South Africa became the first team to win the Rugby World Cup four times when they beat New Zealand 12-11 on Saturday after the All Blacks were reduced to 14 men in the final at the Stade de France.
Only a single yellow card had been shown in nine previous World Cup finals but the crackdown on foul play led to four being handed out over 80 minutes of intense rugby at Stade de France.
All Blacks skipper Sam Cane suffered the ignominy of being the first player to be sent off in a title-decider when his offence was upgraded to a red after a bunker review just before halftime.
Despite playing for three quarters of the match with 14 men, the All Blacks stuck to their ball-running game plan and scored the game's only try through Beauden Barrett to draw within a point of the lead just before the hour mark.
The Springboks held firm under huge pressure in the final quarter, however, and Handre Pollard's four first-half penalties proved sufficient to retain the title they won four years ago in Japan.
"There are no ways I can explain it. The All Blacks took us to the end, they took us to a dark place," Kolisi said.
"Credit to my boys too for the fight. I am just grateful we could pull it off.
"There is so much going wrong in our country, and we are like the last line of defence and we can show that we can achieve so much together."
All Blacks flanker Shannon Frizell was the first to be shown a yellow card as early as the third minute for a clean-out on Bongi Mbonambi that forced the Springboks hooker off the pitch with a leg injury.
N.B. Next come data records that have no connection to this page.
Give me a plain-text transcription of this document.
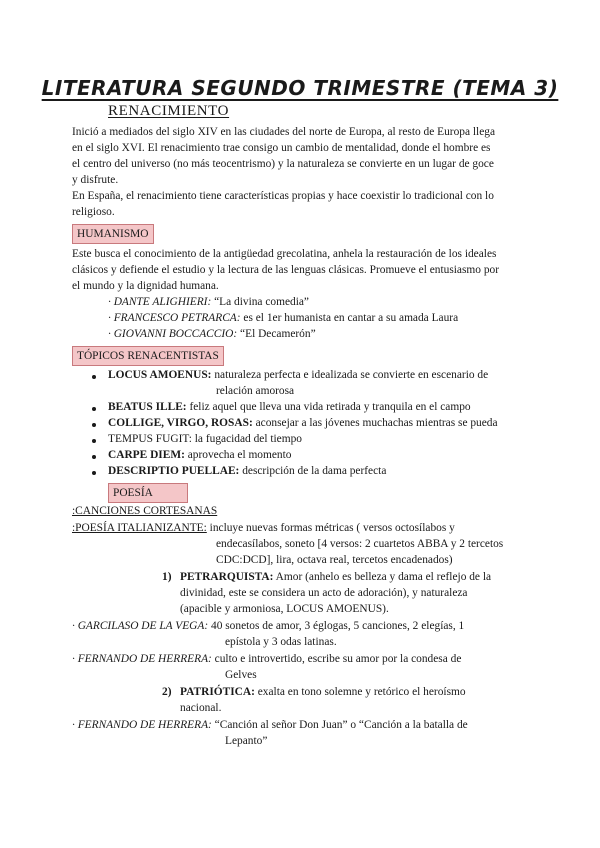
LITERATURA SEGUNDO TRIMESTRE (TEMA 3)
RENACIMIENTO
Inició a mediados del siglo XIV en las ciudades del norte de Europa, al resto de Europa llega
en el siglo XVI. El renacimiento trae consigo un cambio de mentalidad, donde el hombre es
el centro del universo (no más teocentrismo) y la naturaleza se convierte en un lugar de goce
y disfrute.
En España, el renacimiento tiene características propias y hace coexistir lo tradicional con lo
religioso.
HUMANISMO
Este busca el conocimiento de la antigüedad grecolatina, anhela la restauración de los ideales
clásicos y defiende el estudio y la lectura de las lenguas clásicas. Promueve el entusiasmo por
el mundo y la dignidad humana.
· DANTE ALIGHIERI: “La divina comedia”
· FRANCESCO PETRARCA: es el 1er humanista en cantar a su amada Laura
· GIOVANNI BOCCACCIO: “El Decamerón”
TÓPICOS RENACENTISTAS
LOCUS AMOENUS: naturaleza perfecta e idealizada se convierte en escenario de
relación amorosa
BEATUS ILLE: feliz aquel que lleva una vida retirada y tranquila en el campo
COLLIGE, VIRGO, ROSAS: aconsejar a las jóvenes muchachas mientras se pueda
TEMPUS FUGIT: la fugacidad del tiempo
CARPE DIEM: aprovecha el momento
DESCRIPTIO PUELLAE: descripción de la dama perfecta
POESÍA
:CANCIONES CORTESANAS
:POESÍA ITALIANIZANTE: incluye nuevas formas métricas ( versos octosílabos y
endecasílabos, soneto [4 versos: 2 cuartetos ABBA y 2 tercetos
CDC:DCD], lira, octava real, tercetos encadenados)
1) PETRARQUISTA: Amor (anhelo es belleza y dama el reflejo de la
divinidad, este se considera un acto de adoración), y naturaleza
(apacible y armoniosa, LOCUS AMOENUS).
· GARCILASO DE LA VEGA: 40 sonetos de amor, 3 églogas, 5 canciones, 2 elegías, 1
epístola y 3 odas latinas.
· FERNANDO DE HERRERA: culto e introvertido, escribe su amor por la condesa de
Gelves
2) PATRIÓTICA: exalta en tono solemne y retórico el heroísmo
nacional.
· FERNANDO DE HERRERA: “Canción al señor Don Juan” o “Canción a la batalla de
Lepanto”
Fly-half Pollard kicked the penalty and added another in the 12th minute while New Zealand waited nervously to hear whether Frizell's yellow would be upgraded to a red.
Frizell did come back on and helped New Zealand win a penalty that Richie Mo'unga slotted over to cut the deficit but Pollard replied with a 46-metre effort to give South Africa a 9-6 lead at the end of the opening quarter.
New Zealand were down to 14 men again just before the half-hour mark when Cane clattered head-first into Springboks centre Jesse Kriel but this time there was no reprieve and the All Blacks skipper sat out the rest of the final.
Pollard kicked his fourth penalty after the red card was confirmed and even though Mo'unga replied with another three-pointer before the break, the Springboks went into halftime a man up with a 12-6 lead.
No team had ever recovered from a halftime deficit to win a World Cup final and the Springboks came out flying in the second half looking to drive home their advantage.
Kolisi, however, was sent to the sin bin in the 46th minute for a high tackle on Ardie Savea and New Zealand scrum-half Aaron Smith thought he had scored the first try of the contest eight minutes later after a brilliant break from Mo'unga.
That score was called back for a knock-on earlier in the move but Beauden Barrett was awarded a try four minutes later despite winger Mark Telea looking to have fumbled the ball forward in the tackle before the fullback touched down.
It was the first try South Africa had conceded in four World Cup finals but Mo'unga missed the conversion from out wide and the Springboks held onto a one-point lead at 12-11.
Kolisi had by now returned to the fray and South Africa brought their famed "bomb squad" off the bench to relieve the starting forwards.
South Africa winger Cheslin Kolbe was the fourth player to be yellow-carded seven minutes from time but New Zealand's Jordie Barrett struck the subsequent 48-metre penalty attempt wide of the posts.
New Zealand had also been hoping to win a fourth World Cup and coach Ian Foster thought the way the cards for Cane and Kolisi played out had been a decisive factor.
"The game has got a few issues it's got to sort out," he said. "That's not sour grapes. There were two similar incidents, one was a red, one was a yellow, and that's the game."